Tak ayal, Prof. Sarbini dianggap subversif melawan Orde Baru, dan mengakibatkan harus diperiksa Bakorstanas (Badan Koordinasi Stabilitas dan Pemantapan Stabilitas Nasional).
Masa itu puncak keemasan rezim Soeharto dengan mantra trilogi pembangunan. Dekade akhir tahun 1970-an berhasil konsolidasi kekuatan politik pasca peristiwa Malari, dan awal tahun 1980 mendapat durian runtuh
Booming Oil. Momentum yang mengukuhkan ideologi developmentalisme pemerintahan Orde Baru.
Bagi Prof. Sarbini, kendati turut merumuskan arsitektur perekonomian nasional bersama Prof. Soemitro Djojohadikusumo dan Prof. Widjojo Nitisastro ketika awal Orde Baru, namun ia melihat ada kekeliruan mendasar. Presiden Soeharto lebih memanjakan elite ketimbang membangun mayoritas rakyat kelas bawah.
Sandaran teori
trickle down effect hanya indah dalam ranah konsep, tetapi di level implementasi rakyat kelas bawah kerap kali menjadi objek eksploitasi.
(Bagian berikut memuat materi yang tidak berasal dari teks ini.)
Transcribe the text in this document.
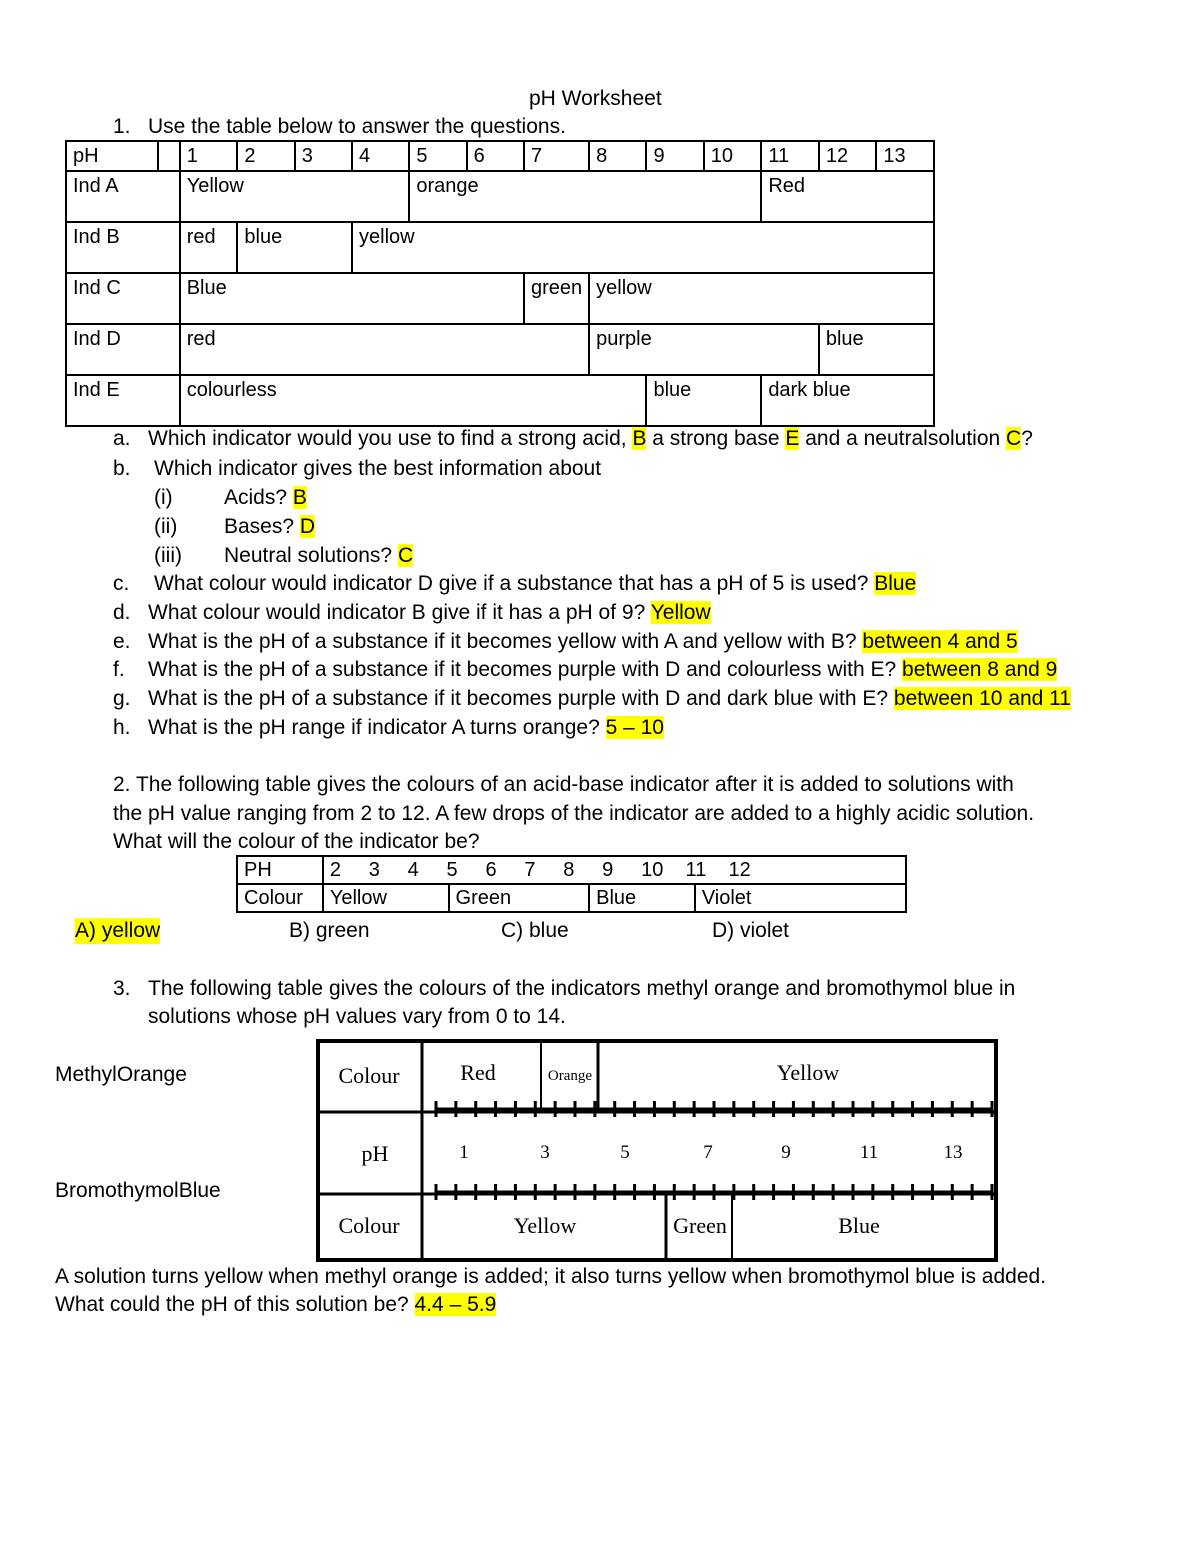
pH Worksheet
1. Use the table below to answer the questions.
pH		1	2	3	4	5	6	7	8	9	10	11	12	13
Ind A		Yellow				orange						Red		
Ind B		red	blue		yellow									
Ind C		Blue						green	yellow					
Ind D		red							purple				blue	
Ind E		colourless								blue		dark blue		
a. Which indicator would you use to find a strong acid, B a strong base E and a neutralsolution C?
b. Which indicator gives the best information about
(i) Acids? B
(ii) Bases? D
(iii) Neutral solutions? C
c. What colour would indicator D give if a substance that has a pH of 5 is used? Blue
d. What colour would indicator B give if it has a pH of 9? Yellow
e. What is the pH of a substance if it becomes yellow with A and yellow with B? between 4 and 5
f. What is the pH of a substance if it becomes purple with D and colourless with E? between 8 and 9
g. What is the pH of a substance if it becomes purple with D and dark blue with E? between 10 and 11
h. What is the pH range if indicator A turns orange? 5 – 10
2. The following table gives the colours of an acid-base indicator after it is added to solutions with
the pH value ranging from 2 to 12. A few drops of the indicator are added to a highly acidic solution.
What will the colour of the indicator be?
PH	2     3     4     5     6     7     8     9     10    11    12			
Colour	Yellow	Green	Blue	Violet
A) yellow	B) green	C) blue	D) violet
3. The following table gives the colours of the indicators methyl orange and bromothymol blue in
solutions whose pH values vary from 0 to 14.
MethylOrange
BromothymolBlue
Colour	Red	Orange	Yellow
pH	1	3	5	7	9	11	13
Colour	Yellow	Green	Blue
A solution turns yellow when methyl orange is added; it also turns yellow when bromothymol blue is added.
What could the pH of this solution be? 4.4 – 5.9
Karena itu, menurut Prof. Sarbini, penting revolusi kerakyatan, yakni mengubah total orientasi pembangunan untuk memberdayakan rakyat kebanyakan dan membatasi kerakusan para konglomerat.
Retorika Presiden Prabowo Subianto selalu menegaskan keberpihakan kepada kepentingan rakyat kecil. Mengingatkan kita kepada pikiran Prof. Sarbini.
Prabowo Subianto memang anak biologis begawan ekonomi Prof. Soemitro Djojohadikusumo yang semua orang tahu berpandangan sosialistik.
Namun, apakah Presiden Prabowo yang sekian lama ditempa tradisi militeristik juga mewarisi keyakinan ideologis bapaknya?
Pada saat menyusun Kabinet Merah Putih, demi menyenangkan partai koalisi, Presiden Prabowo membentuk kabinet gemuk melampaui kelaziman. Tentu akomodasi berlebihan ini konsekuensinya anggaran membengkak dan tumpang-tindih fungsi kementerian.
Padahal, seharusnya memahami beban fiskal yang ditinggalkan Presiden Jokowi sangat berat.
Presiden Jokowi ambisius membangun proyek mercusuar di tengah kondisi defisit anggaran menyebabkan pemerintah dan BI (Bank Indonesia) dengan alasan
burden sharing menerbitkan SUN (Surat Utang Negara). Jangan aneh, utang jatuh tempo tahun 2025 sebesar Rp800,33 triliun.
Sementara Presiden Prabowo sendiri memprioritaskan program MBG (Makan Bergizi Gratis) untuk anak sekolah dan ibu hamil.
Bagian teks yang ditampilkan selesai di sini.